25 de febrero de 2012

Extrañarte va a ser poco

extrañarte va a ser poco...


Como era de esperarse. El último adiós le tocó a Vellmount.
Predominaron los silencios, a veces las palabras sobran o resultan innecesarias.
Cenaron en un antro donde las miradas de un mozo caribeño y una morocha fumadora incordiaban, como excusa, a un Vellmount conmovido…
Se podría decir al borde del llanto? Nunca lo sabremos.
Abundaron los temas cotidianos, no hubo reflexiones metafísicas aunque se hicieron alusiones al metafísico de la morocha de la mesa vecina. Hubo algunos balances, muchos recuerdos, renovación de promesas… lo habitual de toda despedida.
Cenaron. Brindaron.

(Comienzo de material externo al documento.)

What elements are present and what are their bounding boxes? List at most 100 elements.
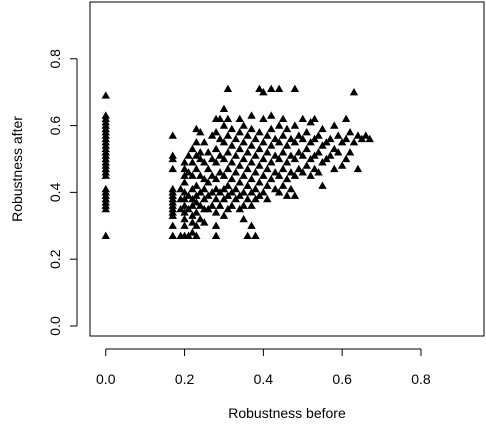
data-point: [192, 182, 200, 189]
data-point: [267, 85, 275, 92]
data-point: [314, 148, 322, 155]
data-point: [239, 121, 247, 128]
data-point: [263, 195, 271, 202]
data-point: [204, 165, 212, 172]
data-point: [247, 158, 255, 165]
data-point: [291, 192, 299, 199]
data-point: [251, 185, 259, 192]
data-point: [247, 175, 255, 182]
data-point: [247, 141, 255, 148]
x-axis: 0.0 0.2 0.4 0.6 0.8: [96, 349, 431, 387]
data-point: [236, 115, 244, 122]
data-point: [303, 145, 311, 152]
data-point: [330, 165, 338, 172]
data-point: [169, 165, 177, 172]
data-point: [224, 131, 232, 138]
data-point: [192, 138, 200, 145]
data-point: [212, 128, 220, 135]
data-point: [239, 188, 247, 195]
data-point: [188, 145, 196, 152]
data-point: [279, 115, 287, 122]
data-point: [220, 121, 228, 128]
data-point: [267, 125, 275, 132]
data-point: [263, 182, 271, 189]
data-point: [169, 222, 177, 229]
y-tick-label: 0.0: [47, 316, 63, 336]
data-point: [196, 148, 204, 155]
data-point: [212, 222, 220, 229]
data-point: [342, 115, 350, 122]
data-point: [283, 158, 291, 165]
x-tick-label: 0.8: [411, 371, 431, 387]
data-point: [247, 125, 255, 132]
data-point: [243, 148, 251, 155]
data-point: [239, 155, 247, 162]
data-point: [303, 161, 311, 168]
data-point: [303, 128, 311, 135]
data-point: [192, 208, 200, 215]
plot-frame: [90, 2, 484, 336]
data-point: [310, 115, 318, 122]
data-point: [259, 115, 267, 122]
data-point: [192, 165, 200, 172]
data-point: [184, 151, 192, 158]
data-point: [306, 171, 314, 178]
data-point: [224, 165, 232, 172]
data-point: [239, 171, 247, 178]
data-point: [283, 175, 291, 182]
data-point: [318, 125, 326, 132]
data-point: [338, 161, 346, 168]
data-point: [251, 135, 259, 142]
data-point: [263, 131, 271, 138]
data-point: [267, 158, 275, 165]
data-point: [251, 168, 259, 175]
x-tick-label: 0.2: [175, 371, 195, 387]
data-point: [259, 188, 267, 195]
data-point: [232, 135, 240, 142]
y-tick-label: 0.6: [47, 116, 63, 136]
data-point: [243, 182, 251, 189]
data-point: [169, 232, 177, 239]
data-point: [279, 165, 287, 172]
data-point: [279, 131, 287, 138]
data-point: [251, 232, 259, 239]
data-point: [247, 222, 255, 229]
data-point: [291, 85, 299, 92]
y-tick-label: 0.4: [47, 182, 63, 202]
data-point: [255, 161, 263, 168]
data-point: [283, 192, 291, 199]
data-point: [259, 171, 267, 178]
data-point: [228, 202, 236, 209]
data-point: [208, 202, 216, 209]
data-point: [267, 141, 275, 148]
y-axis-title: Robustness after: [9, 116, 25, 222]
data-point: [224, 115, 232, 122]
data-point: [200, 185, 208, 192]
data-point: [228, 175, 236, 182]
data-point: [239, 138, 247, 145]
data-point: [342, 155, 350, 162]
data-point: [346, 128, 354, 135]
data-point: [243, 195, 251, 202]
data-point: [275, 85, 283, 92]
data-point: [232, 185, 240, 192]
data-point: [346, 148, 354, 155]
data-point: [279, 148, 287, 155]
data-point: [314, 131, 322, 138]
data-point: [216, 202, 224, 209]
data-point: [259, 138, 267, 145]
data-point: [169, 131, 177, 138]
data-point: [220, 212, 228, 219]
data-point: [283, 141, 291, 148]
data-point: [255, 128, 263, 135]
data-point: [247, 111, 255, 118]
data-point: [291, 121, 299, 128]
y-tick-label: 0.2: [47, 249, 63, 269]
data-point: [232, 168, 240, 175]
data-point: [318, 182, 326, 189]
data-point: [259, 155, 267, 162]
data-point: [243, 131, 251, 138]
data-point: [243, 165, 251, 172]
data-point: [212, 145, 220, 152]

Caminaron de vuelta.
Vellmount estrechó su mano:


- Extrañarte... extrañarte va a ser poco - musitó mientras miraba sus ojos.

Vio como comenzaban a crisparse, e intuyendo una lágrima en un ágil movimiento siguió un abrazo, una mano en alto, un taxi y dos manos que agitándose se prometían reencuentro.

-En el arte de la invisibilidad, como en la vida, abundan las pérdidas y las despedidas... Comentó un Lambertucci acongojado.